Molecular-oriented therapy approaches in patients with RRMM

Multiple myeloma (MM) is a malignant disease characterized by clonal proliferation of abnormal plasma cells.¹ Over the past two decades, the treatment landscape for MM has significantly advanced, including the development of next-generation sequencing techniques. As a result, actionable mutations such as BRAF can be identified and targeted for potentially tailored therapies.¹ For a greater overview of the current landscape of precision medicine in MM, check out our previous article highlighting current targeted treatments and future possible targets.

Andreozzi et al.¹ recently published results from the multiple myeloma early phase I (MM-EP1) study assessing the clinical benefits of personalized molecular-oriented (MO) versus non-molecular-oriented (no-MO) approaches in patients diagnosed with relapsed/refractory (R/R) MM. We summarize the key findings here.

Study design

This was a retrospective study analyzing data collected between 2013 and 2022 from 103 patients with R/R MM with at least one prior line of treatment. The study criteria for molecular characterization were as follows:

• Age ≥18 years
• Confirmed R/R MM
• Performance status 0–2
• Measurable disease in serum
• Consent for tumor molecular analysis and constitutional DNA analysis

Patients were considered as treated with a MO approach if they presented with t(11;14) and treated with BCL2 inhibitors, t(4;14) with FGFR3 rearrangement and treated with FGFR3 inhibitors, or a BRAF mutation and treated with BRAF inhibitors. Patients treated with therapies without an MO approach were included in the no-MO group. The efficacy endpoints included tumor response rate, overall survival, progression-free survival, and percentage reduction in monoclonal component.

Results

Baseline characteristics

The median age of patients was 67 years (range, 44–85 years) and the median number of previous lines of therapy was 4 (range, 1–8; Table 1).

Table 1. Patient characteristics*

Molecular characteristics

A total of 93 patients were included in the cytogenetic analysis. Figure 1 shows the most recurrent cytogenetics alterations.

Figure 1. Most recurrent cytogenetic alterations* 

*Adapted from Andreozzi, et al.¹

The median number of aberrant genes identified by next-generation sequencing analysis was 2 (range, 1–7) and the distribution of these gene mutations is shown in Figure 2.

Figure 2. Gene mutations identified by NGS* 

NGS, next-generation sequencing.
*Adapted from Andreozzi, et al.¹

The mutational interaction matrix identified a significant co-existence of NRAS and FAM46C mutations (p < 0.01) and a significant mutual exclusion of KRAS and NRAS mutations (p < 0.05). DIS3 and KRAS mutations were mostly associated with a chromosome 1 abnormality, while BRAF and NRAS mutations were associated with a normal karyotype.

Potentially actionable molecular targets were identified in 48% of patients (Figure 3). The median variation in measurable monoclonal component in serum was a reduction of 91% vs 30% (p = 0.33) in the MO and no-MO groups.
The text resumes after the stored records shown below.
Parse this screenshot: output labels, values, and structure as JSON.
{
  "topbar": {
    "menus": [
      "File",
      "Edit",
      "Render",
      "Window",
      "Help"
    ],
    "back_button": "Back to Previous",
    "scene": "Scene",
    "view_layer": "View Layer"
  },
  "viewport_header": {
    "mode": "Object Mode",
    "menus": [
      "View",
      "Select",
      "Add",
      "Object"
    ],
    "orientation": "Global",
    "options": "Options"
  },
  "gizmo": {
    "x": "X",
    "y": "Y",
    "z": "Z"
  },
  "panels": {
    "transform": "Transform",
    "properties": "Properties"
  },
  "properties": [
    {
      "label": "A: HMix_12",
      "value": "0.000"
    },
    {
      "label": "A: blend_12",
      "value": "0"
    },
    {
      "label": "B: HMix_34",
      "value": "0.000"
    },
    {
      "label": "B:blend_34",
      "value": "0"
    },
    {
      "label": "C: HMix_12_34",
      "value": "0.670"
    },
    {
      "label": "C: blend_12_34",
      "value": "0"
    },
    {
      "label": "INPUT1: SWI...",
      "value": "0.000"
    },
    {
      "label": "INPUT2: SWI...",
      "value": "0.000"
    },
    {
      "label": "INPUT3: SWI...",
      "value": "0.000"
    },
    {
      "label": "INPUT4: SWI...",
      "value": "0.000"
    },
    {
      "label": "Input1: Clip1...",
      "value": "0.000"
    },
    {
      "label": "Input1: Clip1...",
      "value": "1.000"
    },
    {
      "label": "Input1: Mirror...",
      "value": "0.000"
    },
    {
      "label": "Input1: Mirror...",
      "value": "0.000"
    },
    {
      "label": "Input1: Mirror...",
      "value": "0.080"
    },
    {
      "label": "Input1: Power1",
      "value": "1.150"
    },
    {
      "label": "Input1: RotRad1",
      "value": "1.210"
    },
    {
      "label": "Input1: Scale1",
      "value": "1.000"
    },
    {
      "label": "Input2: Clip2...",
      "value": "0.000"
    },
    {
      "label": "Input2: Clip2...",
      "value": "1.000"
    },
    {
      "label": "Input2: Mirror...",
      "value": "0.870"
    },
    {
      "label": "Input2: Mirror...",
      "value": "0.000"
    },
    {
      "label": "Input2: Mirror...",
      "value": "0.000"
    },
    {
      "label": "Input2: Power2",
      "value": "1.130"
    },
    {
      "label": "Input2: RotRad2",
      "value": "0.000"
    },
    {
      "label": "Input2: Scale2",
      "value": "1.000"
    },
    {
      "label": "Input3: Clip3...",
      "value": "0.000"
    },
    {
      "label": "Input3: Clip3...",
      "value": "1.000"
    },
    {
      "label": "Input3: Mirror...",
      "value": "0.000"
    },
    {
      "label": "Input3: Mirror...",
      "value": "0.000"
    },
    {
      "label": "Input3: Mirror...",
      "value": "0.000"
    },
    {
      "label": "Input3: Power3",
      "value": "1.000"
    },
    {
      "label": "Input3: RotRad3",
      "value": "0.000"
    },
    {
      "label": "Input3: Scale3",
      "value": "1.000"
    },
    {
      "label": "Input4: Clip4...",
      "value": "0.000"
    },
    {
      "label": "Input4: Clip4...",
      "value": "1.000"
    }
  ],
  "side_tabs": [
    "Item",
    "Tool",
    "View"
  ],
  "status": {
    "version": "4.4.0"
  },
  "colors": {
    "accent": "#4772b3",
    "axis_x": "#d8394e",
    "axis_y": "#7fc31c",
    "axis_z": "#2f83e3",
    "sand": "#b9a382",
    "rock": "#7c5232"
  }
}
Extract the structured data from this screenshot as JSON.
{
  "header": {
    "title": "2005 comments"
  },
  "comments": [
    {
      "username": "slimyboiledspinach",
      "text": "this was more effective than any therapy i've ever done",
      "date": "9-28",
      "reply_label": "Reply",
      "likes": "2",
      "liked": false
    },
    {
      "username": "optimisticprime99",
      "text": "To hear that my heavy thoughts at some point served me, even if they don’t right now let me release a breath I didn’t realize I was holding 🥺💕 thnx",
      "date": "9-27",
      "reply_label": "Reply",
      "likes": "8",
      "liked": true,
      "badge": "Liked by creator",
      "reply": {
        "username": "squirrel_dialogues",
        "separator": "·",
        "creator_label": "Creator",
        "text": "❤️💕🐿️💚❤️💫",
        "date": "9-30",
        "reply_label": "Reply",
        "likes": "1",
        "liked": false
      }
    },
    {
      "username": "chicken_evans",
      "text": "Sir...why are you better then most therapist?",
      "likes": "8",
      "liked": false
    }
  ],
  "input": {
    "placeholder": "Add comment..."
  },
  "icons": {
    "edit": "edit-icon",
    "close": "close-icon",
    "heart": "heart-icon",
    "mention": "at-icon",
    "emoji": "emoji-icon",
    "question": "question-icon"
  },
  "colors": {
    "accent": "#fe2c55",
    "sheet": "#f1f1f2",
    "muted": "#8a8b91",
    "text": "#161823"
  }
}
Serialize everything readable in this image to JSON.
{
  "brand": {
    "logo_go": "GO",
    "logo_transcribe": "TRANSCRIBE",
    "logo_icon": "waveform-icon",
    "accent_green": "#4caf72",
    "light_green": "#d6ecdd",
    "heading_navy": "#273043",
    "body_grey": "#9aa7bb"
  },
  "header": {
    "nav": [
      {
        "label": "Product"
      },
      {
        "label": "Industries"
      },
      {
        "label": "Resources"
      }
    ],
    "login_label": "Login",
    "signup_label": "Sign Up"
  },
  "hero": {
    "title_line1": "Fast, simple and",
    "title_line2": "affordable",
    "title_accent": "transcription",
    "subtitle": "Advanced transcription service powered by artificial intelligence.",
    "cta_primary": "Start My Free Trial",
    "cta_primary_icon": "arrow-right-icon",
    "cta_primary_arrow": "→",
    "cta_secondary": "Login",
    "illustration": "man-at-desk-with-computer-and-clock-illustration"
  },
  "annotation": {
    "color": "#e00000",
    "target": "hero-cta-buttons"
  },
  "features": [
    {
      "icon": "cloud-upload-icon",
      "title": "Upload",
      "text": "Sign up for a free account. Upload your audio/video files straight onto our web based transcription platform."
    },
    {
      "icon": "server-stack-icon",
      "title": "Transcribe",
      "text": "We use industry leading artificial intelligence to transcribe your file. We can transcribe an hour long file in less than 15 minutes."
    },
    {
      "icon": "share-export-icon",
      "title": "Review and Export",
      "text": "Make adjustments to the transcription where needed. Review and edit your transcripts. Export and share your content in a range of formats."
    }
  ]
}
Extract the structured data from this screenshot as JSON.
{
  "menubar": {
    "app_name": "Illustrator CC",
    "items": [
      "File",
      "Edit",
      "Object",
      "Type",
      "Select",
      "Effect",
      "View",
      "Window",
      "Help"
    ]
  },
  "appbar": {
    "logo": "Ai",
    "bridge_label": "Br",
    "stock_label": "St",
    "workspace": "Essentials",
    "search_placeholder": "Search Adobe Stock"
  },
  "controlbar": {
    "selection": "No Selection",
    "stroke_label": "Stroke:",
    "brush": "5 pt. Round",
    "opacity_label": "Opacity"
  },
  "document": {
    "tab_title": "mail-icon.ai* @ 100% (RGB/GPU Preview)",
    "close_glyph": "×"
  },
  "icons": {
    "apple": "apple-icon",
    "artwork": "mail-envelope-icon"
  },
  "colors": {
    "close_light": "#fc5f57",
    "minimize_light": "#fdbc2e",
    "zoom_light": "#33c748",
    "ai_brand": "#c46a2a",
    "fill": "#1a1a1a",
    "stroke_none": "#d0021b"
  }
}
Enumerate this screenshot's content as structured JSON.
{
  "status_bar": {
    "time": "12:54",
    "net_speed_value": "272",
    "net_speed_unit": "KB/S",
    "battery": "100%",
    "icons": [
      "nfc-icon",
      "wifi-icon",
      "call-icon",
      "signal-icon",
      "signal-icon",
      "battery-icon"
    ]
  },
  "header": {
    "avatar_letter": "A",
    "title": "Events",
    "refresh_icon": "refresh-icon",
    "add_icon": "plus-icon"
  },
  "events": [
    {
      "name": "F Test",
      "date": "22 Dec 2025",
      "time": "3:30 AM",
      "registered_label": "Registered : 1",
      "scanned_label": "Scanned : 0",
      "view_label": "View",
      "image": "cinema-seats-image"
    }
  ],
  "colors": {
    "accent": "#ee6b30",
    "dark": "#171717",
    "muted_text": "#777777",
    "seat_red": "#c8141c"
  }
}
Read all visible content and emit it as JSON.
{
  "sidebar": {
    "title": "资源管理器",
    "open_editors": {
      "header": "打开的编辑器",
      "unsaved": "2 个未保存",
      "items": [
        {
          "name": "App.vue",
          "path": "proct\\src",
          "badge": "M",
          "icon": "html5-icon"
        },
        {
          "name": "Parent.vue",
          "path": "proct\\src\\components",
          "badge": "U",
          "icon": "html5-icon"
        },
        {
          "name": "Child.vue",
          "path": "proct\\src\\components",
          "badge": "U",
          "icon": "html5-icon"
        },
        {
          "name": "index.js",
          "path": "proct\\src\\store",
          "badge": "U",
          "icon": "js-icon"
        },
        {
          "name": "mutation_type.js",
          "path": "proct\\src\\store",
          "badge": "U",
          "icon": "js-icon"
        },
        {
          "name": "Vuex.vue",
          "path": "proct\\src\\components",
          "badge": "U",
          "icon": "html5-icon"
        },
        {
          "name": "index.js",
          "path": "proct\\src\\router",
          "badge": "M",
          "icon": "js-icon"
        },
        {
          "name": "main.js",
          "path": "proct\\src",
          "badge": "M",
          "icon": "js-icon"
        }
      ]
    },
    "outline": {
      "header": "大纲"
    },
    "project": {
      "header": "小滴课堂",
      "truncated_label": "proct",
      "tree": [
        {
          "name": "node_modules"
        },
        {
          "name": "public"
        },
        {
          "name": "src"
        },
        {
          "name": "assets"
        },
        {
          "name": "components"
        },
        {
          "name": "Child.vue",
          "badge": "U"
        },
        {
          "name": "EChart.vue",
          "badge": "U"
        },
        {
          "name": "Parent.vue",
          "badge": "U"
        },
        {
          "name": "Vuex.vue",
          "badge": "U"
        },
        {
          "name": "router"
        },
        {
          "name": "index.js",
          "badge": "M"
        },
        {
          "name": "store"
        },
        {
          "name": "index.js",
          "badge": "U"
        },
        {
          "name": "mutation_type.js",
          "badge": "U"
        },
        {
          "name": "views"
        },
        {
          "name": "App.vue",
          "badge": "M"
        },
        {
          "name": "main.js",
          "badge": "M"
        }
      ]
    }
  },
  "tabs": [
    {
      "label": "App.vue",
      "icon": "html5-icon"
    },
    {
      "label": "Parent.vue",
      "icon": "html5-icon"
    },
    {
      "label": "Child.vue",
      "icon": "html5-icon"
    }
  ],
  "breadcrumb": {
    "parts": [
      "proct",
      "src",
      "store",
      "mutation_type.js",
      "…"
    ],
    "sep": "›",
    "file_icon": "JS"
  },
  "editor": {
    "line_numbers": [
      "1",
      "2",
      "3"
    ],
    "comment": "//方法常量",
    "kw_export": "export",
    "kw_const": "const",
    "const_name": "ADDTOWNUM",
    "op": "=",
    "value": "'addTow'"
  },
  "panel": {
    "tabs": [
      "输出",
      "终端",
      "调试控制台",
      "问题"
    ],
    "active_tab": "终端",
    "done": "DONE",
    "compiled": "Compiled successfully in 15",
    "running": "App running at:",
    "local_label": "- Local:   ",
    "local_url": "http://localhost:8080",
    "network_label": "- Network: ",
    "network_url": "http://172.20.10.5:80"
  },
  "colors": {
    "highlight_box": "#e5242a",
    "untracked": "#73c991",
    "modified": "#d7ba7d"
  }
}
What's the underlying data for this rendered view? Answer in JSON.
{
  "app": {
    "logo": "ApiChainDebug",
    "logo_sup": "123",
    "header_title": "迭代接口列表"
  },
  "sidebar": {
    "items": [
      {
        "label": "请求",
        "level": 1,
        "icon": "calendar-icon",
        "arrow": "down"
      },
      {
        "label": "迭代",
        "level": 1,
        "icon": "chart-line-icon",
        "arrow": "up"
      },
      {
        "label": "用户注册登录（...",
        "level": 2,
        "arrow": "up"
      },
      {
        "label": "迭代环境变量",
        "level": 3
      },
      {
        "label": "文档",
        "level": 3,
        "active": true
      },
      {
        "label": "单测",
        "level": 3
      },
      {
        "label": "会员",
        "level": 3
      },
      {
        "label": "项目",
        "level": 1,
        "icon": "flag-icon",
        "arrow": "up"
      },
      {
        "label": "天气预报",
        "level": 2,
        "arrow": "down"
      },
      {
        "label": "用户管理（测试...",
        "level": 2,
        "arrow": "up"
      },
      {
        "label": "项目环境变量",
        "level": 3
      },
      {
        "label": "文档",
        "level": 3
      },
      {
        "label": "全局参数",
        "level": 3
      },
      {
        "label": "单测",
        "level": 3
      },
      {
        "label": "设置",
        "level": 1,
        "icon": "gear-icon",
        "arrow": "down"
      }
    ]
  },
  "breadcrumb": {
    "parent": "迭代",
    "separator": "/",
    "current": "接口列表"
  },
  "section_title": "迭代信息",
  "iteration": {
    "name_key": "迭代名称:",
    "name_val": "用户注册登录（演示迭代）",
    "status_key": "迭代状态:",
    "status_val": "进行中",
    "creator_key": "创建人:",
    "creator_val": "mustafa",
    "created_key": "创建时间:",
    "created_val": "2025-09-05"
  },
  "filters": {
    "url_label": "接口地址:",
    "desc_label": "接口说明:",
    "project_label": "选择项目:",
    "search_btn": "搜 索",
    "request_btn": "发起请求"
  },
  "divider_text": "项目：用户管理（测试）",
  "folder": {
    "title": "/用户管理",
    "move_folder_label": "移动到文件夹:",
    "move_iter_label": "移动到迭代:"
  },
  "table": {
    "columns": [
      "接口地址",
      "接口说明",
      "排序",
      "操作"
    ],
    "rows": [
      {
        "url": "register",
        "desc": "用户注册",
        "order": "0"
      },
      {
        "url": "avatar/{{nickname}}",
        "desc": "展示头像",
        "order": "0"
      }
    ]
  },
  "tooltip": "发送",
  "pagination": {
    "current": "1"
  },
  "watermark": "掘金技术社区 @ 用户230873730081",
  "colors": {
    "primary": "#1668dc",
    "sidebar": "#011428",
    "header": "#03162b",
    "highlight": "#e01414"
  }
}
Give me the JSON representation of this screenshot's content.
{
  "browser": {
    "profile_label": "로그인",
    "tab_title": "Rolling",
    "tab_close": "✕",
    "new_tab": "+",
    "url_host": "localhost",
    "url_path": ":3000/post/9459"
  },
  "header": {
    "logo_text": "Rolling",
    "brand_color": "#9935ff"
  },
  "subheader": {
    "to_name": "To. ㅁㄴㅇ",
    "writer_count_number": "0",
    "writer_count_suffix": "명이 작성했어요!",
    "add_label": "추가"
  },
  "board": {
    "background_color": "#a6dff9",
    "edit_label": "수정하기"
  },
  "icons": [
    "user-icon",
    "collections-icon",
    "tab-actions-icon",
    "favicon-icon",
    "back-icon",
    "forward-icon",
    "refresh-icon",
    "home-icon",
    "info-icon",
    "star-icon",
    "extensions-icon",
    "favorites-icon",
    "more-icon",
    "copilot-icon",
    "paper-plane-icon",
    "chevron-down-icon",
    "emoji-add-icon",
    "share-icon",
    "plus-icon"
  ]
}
Figure 3. Potential actionable molecular targets* 

*Adapted from Andreozzi, et al.¹

Efficacy endpoints

The overall response rate was 65% vs 58% in the MO and no-MO groups, respectively (Figure 4). The median progression-free survival was 9 months vs 6 months (hazard ratio, 0.96; 95% confidence interval, 0.51–1.78; p = 0.88) and the median overall survival was 26 months vs 28 months (hazard ratio, 0.98; 95% confidence interval, 0.46–2.12; p = 0.98) in the MO and no-MO groups, respectively.

Figure 4. Response rates* 

MO; molecular oriented; MR, minimal response; no-MO, non-molecular oriented; PD, progressive disease; PR, partial response; SD, stable disease; VGPR, very good partial response.
*Adapted from Andreozzi, et al.¹

Overall, 54 deaths occurred, eight in the MO group and 46 in the no-MO group. The causes of death included disease progression (n = 47), secondary malignancy (n = 3), COVID-19 (n = 2), influenza infection (n = 1), and coronary ischemic disease (n = 1).

Conclusion

This retrospective study highlights the potential relationships between genetic mutations and karyotype abnormalities. However, the benefits of MO treatment remain unclear as it did not translate into improved clinical outcomes compared with no-MO therapies. The study was limited by its retrospective nature, small sample size, patient selection bias, and the sequencing panel limit of 29 genes, thus, not allowing a complete characterization of the R/R MM samples. Therefore, future studies on the use of genomics and improving algorithms of molecular precision medicine for patients with MM are warranted.